Scientists have found a new flu strain in China that has the potential to become another pandemic on top of the COVID-19 virus, the BBC reported Monday.
The British broadcaster said that the new virus, which for now is only spreading among pigs, has “all the hallmarks” of being able to infect humans.
According to a paper published Monday in the Proceedings of the National Academy of Sciences, Chinese scientists have identified the new flu strain as G4 EA H1N1.
“From the data presented, it appears that this is a swine influenza virus that is poised to emerge in humans,” Edward Holmes, an evolutionary biologist at the University of Sydney who studies pathogens, told Science magazine.
The COVID-19 respiratory disease that has killed hundreds of thousands of people around the globe, overwhelmed health systems and destroyed the world economy also began in China and in that case, the Chinese government took pains to cover it up and allow it to spread worldwide.
According to Science, while there are mammal-related strains mixed in the new flu virus, its core is a form of bird flu to which humans, pigs and other mammals are vulnerable.
“As it’s new, people could have little or no immunity to the virus,” the BBC wrote, adding that it would take only a slight mutation to enable person-to-person transmission.
The Chinese scientists in Proceedings have found evidence of recent infections involving people in China who worked at pig farms or slaughterhouses.
Pig-flu strains sometimes pass from pigs to humans, but very rarely to another human after that.

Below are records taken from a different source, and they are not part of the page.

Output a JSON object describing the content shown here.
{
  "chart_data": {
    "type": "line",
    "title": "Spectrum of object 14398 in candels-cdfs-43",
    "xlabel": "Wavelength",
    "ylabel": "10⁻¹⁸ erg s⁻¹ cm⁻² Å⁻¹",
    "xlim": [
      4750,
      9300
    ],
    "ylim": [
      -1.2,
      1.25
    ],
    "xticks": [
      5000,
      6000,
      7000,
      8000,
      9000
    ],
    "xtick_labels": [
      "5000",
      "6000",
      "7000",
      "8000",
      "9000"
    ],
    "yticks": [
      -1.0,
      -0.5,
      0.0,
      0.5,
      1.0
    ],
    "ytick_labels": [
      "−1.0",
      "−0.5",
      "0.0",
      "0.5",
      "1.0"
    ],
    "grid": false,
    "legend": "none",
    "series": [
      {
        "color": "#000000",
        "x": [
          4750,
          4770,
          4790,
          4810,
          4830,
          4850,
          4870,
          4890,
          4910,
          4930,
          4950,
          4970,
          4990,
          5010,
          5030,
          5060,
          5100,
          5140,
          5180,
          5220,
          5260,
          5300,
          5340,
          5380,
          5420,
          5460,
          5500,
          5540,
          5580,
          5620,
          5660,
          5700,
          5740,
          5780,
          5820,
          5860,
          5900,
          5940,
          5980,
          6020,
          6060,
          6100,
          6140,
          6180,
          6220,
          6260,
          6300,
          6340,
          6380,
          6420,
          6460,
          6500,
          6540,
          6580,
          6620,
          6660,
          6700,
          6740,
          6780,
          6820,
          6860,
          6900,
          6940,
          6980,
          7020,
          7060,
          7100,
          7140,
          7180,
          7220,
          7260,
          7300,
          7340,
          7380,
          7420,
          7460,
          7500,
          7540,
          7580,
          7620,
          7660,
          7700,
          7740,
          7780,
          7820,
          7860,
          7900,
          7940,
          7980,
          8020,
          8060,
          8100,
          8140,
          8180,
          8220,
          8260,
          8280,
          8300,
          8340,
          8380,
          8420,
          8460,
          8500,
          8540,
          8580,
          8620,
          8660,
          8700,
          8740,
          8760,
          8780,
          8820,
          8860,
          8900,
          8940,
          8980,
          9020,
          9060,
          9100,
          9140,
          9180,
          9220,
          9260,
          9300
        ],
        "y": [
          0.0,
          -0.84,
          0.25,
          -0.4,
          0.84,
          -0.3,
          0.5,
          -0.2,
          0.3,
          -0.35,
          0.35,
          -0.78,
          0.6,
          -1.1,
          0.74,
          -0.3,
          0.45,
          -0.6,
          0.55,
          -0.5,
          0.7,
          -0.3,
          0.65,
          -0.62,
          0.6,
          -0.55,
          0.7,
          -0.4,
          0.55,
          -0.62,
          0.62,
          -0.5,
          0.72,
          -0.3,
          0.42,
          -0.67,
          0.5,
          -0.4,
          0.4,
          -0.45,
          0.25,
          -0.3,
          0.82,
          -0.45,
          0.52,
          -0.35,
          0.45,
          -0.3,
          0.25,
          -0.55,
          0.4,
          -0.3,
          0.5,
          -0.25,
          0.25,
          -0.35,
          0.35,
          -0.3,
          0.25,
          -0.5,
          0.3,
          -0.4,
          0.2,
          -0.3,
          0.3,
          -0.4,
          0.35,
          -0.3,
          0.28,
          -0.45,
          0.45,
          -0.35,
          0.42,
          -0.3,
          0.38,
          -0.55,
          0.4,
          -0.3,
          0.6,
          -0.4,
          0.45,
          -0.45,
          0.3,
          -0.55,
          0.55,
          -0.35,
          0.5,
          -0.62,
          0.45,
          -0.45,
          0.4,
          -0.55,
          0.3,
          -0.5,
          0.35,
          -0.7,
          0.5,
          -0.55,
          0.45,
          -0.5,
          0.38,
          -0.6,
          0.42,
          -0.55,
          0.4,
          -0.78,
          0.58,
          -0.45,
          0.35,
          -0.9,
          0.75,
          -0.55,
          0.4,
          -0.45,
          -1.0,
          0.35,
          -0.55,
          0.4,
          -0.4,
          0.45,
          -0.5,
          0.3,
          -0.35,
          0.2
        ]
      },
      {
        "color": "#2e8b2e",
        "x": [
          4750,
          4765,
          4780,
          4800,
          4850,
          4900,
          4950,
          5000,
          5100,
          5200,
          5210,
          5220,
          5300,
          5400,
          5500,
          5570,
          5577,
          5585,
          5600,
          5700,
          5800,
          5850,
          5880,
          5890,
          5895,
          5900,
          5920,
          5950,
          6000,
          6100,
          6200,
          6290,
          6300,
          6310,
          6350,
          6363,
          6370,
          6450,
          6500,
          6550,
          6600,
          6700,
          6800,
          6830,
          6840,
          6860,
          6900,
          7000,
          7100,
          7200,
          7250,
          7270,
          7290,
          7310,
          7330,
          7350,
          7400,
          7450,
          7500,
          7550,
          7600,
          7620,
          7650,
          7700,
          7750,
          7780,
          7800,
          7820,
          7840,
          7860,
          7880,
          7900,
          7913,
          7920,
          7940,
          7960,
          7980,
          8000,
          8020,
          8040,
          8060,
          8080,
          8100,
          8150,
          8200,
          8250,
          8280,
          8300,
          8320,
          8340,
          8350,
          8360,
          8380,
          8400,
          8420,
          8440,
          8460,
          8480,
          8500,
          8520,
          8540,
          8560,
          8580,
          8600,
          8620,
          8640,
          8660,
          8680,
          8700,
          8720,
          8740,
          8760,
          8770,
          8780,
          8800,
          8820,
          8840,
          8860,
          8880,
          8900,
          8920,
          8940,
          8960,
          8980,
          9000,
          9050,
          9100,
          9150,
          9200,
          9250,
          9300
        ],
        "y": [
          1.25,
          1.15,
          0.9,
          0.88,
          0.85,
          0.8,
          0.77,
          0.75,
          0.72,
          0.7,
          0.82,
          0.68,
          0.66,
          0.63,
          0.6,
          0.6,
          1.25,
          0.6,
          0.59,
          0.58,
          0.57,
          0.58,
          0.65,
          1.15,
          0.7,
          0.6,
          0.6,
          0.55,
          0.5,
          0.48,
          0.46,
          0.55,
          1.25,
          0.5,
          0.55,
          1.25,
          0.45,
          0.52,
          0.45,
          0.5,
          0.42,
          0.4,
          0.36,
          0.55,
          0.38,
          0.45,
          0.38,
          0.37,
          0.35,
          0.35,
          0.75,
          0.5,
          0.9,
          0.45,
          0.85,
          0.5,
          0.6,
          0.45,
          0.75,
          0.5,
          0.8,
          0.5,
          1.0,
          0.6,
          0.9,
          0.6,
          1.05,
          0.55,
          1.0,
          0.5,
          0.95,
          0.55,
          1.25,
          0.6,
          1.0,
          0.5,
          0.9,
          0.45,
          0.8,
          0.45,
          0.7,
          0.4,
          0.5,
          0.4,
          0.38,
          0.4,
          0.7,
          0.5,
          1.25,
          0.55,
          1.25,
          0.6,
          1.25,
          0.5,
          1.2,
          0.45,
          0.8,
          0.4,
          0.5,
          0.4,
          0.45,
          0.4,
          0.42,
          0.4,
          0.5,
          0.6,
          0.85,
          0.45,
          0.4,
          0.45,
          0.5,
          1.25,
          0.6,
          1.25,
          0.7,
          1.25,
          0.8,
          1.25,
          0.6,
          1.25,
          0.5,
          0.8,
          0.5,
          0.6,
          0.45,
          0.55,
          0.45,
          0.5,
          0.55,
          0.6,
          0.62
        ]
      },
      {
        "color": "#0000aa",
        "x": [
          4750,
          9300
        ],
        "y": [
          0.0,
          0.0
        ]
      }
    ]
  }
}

Martha Nelson, an evolutionary biologist at the U.S. National Institutes of Health’s Fogarty International Center who studies pig influenza viruses, told Science that accordingly “the likelihood that this particular variant is going to cause a pandemic is low.”
But she added that “influenza can surprise us” and noted that the pandemic H1N1 strain of 2009 was completely unknown until human cases began happening.
Mr. Holmes said that “clearly this situation needs to be monitored very closely.”